Pyrazole Agonist of the Apelin Receptor Improves Symptoms of Metabolic Syndrome in Mice

Apelin receptor agonism improves symptoms of metabolic syndrome. However, endogenous apelin peptides have short half-lives, making their utility as potential drugs limited. Previously, we had identified a novel pyrazole-based agonist scaffold. Systematic modification of this scaffold was performed to produce compounds with improved ADME properties. Compound 13 with favorable agonist potency (cAMPi EC50 = 162 nM), human liver microsome stability (T1/2 = 62 min), and pharmacokinetic profile in rodents was identified. The compound was tested in a mouse model of diet-induced obesity (DIO) and metabolic syndrome for efficacy. Treatment with 13 led to significant weight loss, hypophagia, improved glucose utilization, reduced liver steatosis, and improvement of disease-associated biomarkers. In conclusion, a small-molecule agonist of the apelin receptor has been identified that is suitable for in vivo investigation of the apelinergic system in DIO and perhaps other diseases where this receptor has been implicated to play a role.

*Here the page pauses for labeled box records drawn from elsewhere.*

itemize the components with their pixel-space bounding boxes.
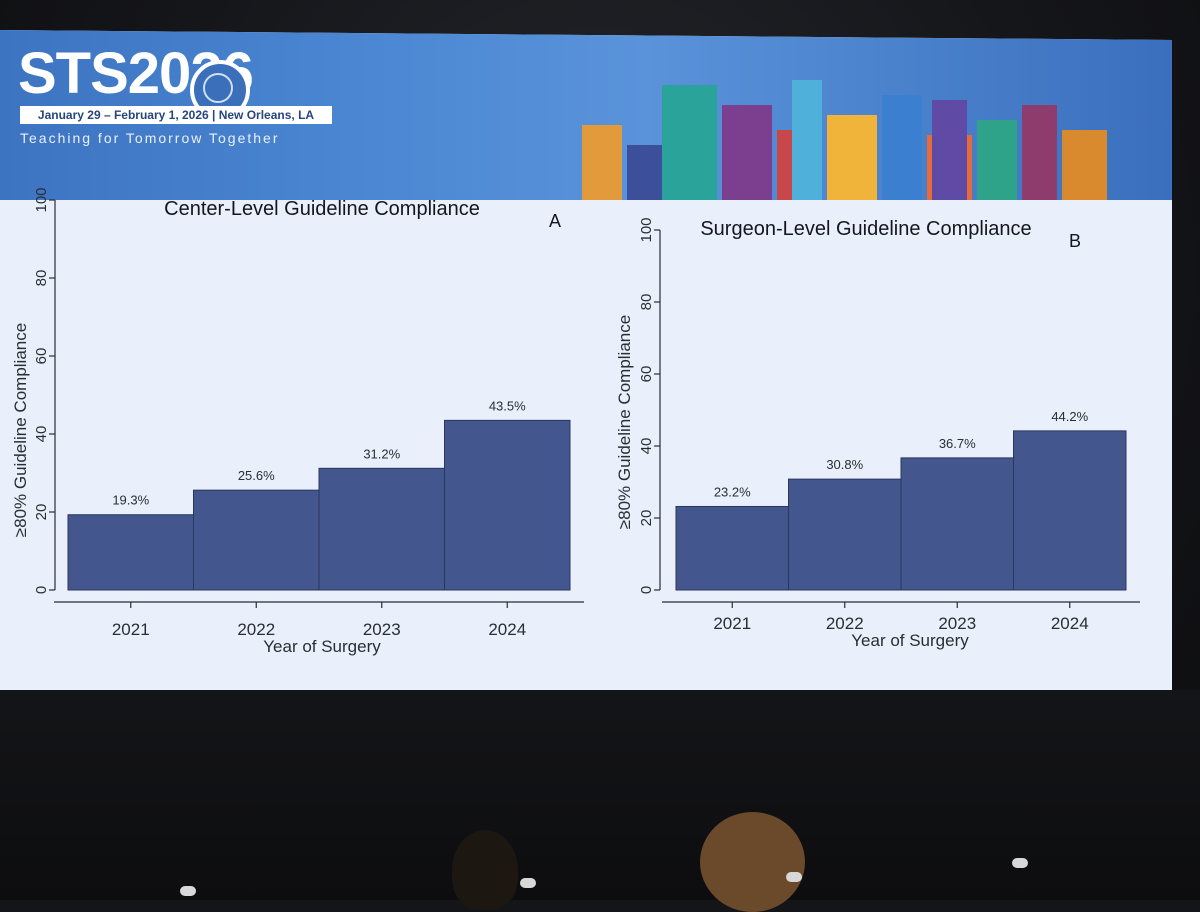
chart-b-y-axis: 0 20 40 60 80 100: [638, 217, 661, 594]
panelist-right: [700, 812, 805, 912]
projection-screen: STS2026 January 29 – February 1, 2026 | …: [0, 30, 1172, 690]
chart-a-bar-2021: [67, 514, 194, 591]
chart-a-y-axis-title: ≥80% Guideline Compliance: [11, 323, 30, 537]
chart-a-data-label-2024: 43.5%: [489, 398, 526, 413]
chart-a: Center-Level Guideline Compliance A ≥80%…: [11, 187, 584, 656]
chart-b-x-tick-label-2022: 2022: [826, 614, 864, 633]
chart-b-data-labels: 23.2% 30.8% 36.7% 44.2%: [714, 409, 1089, 500]
chart-b-y-tick-label: 60: [638, 366, 655, 383]
chart-b-data-label-2024: 44.2%: [1051, 409, 1088, 424]
chart-a-x-tick-label-2023: 2023: [363, 620, 401, 639]
chart-b-y-axis-title: ≥80% Guideline Compliance: [615, 315, 634, 529]
chart-a-bar-2024: [444, 419, 571, 591]
chart-b-y-tick-label: 80: [638, 294, 655, 311]
chart-a-y-tick-label: 100: [33, 187, 50, 212]
chart-a-x-tick-label-2022: 2022: [237, 620, 275, 639]
chart-a-data-labels: 19.3% 25.6% 31.2% 43.5%: [112, 398, 526, 507]
chart-a-data-label-2021: 19.3%: [112, 493, 149, 508]
chart-b-bars: [675, 430, 1127, 591]
chart-a-panel-letter: A: [549, 211, 561, 231]
figure-canvas: Center-Level Guideline Compliance A ≥80%…: [11, 187, 1140, 656]
chart-a-data-label-2022: 25.6%: [238, 468, 275, 483]
chart-b-data-label-2021: 23.2%: [714, 484, 751, 499]
conference-banner: STS2026 January 29 – February 1, 2026 | …: [0, 30, 1172, 200]
chart-b-y-tick-label: 100: [638, 217, 655, 242]
chart-b-x-tick-label-2021: 2021: [713, 614, 751, 633]
chart-b-data-label-2023: 36.7%: [939, 436, 976, 451]
chart-a-y-axis: 0 20 40 60 80 100: [33, 187, 56, 594]
chart-b-y-tick-label: 0: [638, 586, 655, 594]
chart-b-x-tick-label-2023: 2023: [938, 614, 976, 633]
chart-a-title: Center-Level Guideline Compliance: [164, 198, 480, 220]
chart-b-x-tick-label-2024: 2024: [1051, 614, 1089, 633]
chart-a-y-tick-label: 0: [33, 586, 50, 594]
chart-a-y-tick-label: 40: [33, 426, 50, 443]
chart-a-x-axis-title: Year of Surgery: [263, 637, 381, 656]
chart-a-y-tick-label: 20: [33, 504, 50, 521]
chart-a-data-label-2023: 31.2%: [363, 446, 400, 461]
chart-b: Surgeon-Level Guideline Compliance B ≥80…: [615, 217, 1140, 650]
chart-b-title: Surgeon-Level Guideline Compliance: [700, 218, 1031, 240]
microphone-far-left: [180, 886, 196, 896]
chart-b-y-tick-label: 40: [638, 438, 655, 455]
chart-a-x-tick-label-2024: 2024: [488, 620, 526, 639]
city-skyline-illustration: [582, 80, 1107, 200]
chart-a-bar-2022: [193, 489, 320, 591]
chart-a-x-axis: 2021 2022 2023 2024: [54, 601, 584, 639]
chart-b-x-axis: 2021 2022 2023 2024: [662, 601, 1140, 633]
chart-a-bars: [67, 419, 571, 591]
chart-b-y-tick-label: 20: [638, 510, 655, 527]
conference-dates: January 29 – February 1, 2026 | New Orle…: [20, 106, 332, 124]
chart-b-x-axis-title: Year of Surgery: [851, 631, 969, 650]
chart-a-y-tick-label: 80: [33, 270, 50, 287]
chart-b-panel-letter: B: [1069, 231, 1081, 251]
chart-b-bar-2024: [1013, 430, 1127, 591]
microphone-center: [786, 872, 802, 882]
panelist-left: [452, 830, 518, 910]
chart-a-y-tick-label: 60: [33, 348, 50, 365]
conference-tagline: Teaching for Tomorrow Together: [20, 130, 280, 146]
chart-b-bar-2022: [788, 478, 902, 591]
chart-b-bar-2023: [900, 457, 1014, 591]
microphone-right: [1012, 858, 1028, 868]
chart-b-bar-2021: [675, 505, 789, 591]
chart-a-x-tick-label-2021: 2021: [112, 620, 150, 639]
panel-stage: [0, 690, 1200, 912]
microphone-left: [520, 878, 536, 888]
chart-b-data-label-2022: 30.8%: [826, 457, 863, 472]
chart-a-bar-2023: [318, 467, 445, 591]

Apelin受体（Apelin receptor）激动作用可改善代谢综合征（metabolic syndrome）相关症状。然而，内源性Apelin肽的半衰期较短，使其作为潜在治疗药物的应用潜力受到限制。此前，本课题组已鉴定得到一种新型基于吡唑的激动剂骨架（pyrazole-based agonist scaffold）。针对该骨架开展系统性修饰，以获得ADME特性（ADME properties）更为优异的目标化合物。最终筛选得到化合物13，其具备优异的激动剂活性（cAMPi EC50=162 nM）、良好的人肝微粒体稳定性（半衰期T1/2=62 min），且在啮齿类动物体内具有理想的药代动力学特征（pharmacokinetic profile）。随后，该化合物在饮食诱导肥胖（DIO）及代谢综合征小鼠模型中开展药效学评价。结果显示，化合物13给药可显著减轻小鼠体重、减少摄食、改善葡萄糖利用能力、缓解肝脏脂肪变性，并改善疾病相关生物标志物水平。综上，本研究成功鉴定得到一种Apelin受体小分子激动剂，其可用于在饮食诱导肥胖（DIO）及其他可能涉及该受体发挥病理生理作用的疾病中，开展Apelin能系统（apelinergic system）的体内研究。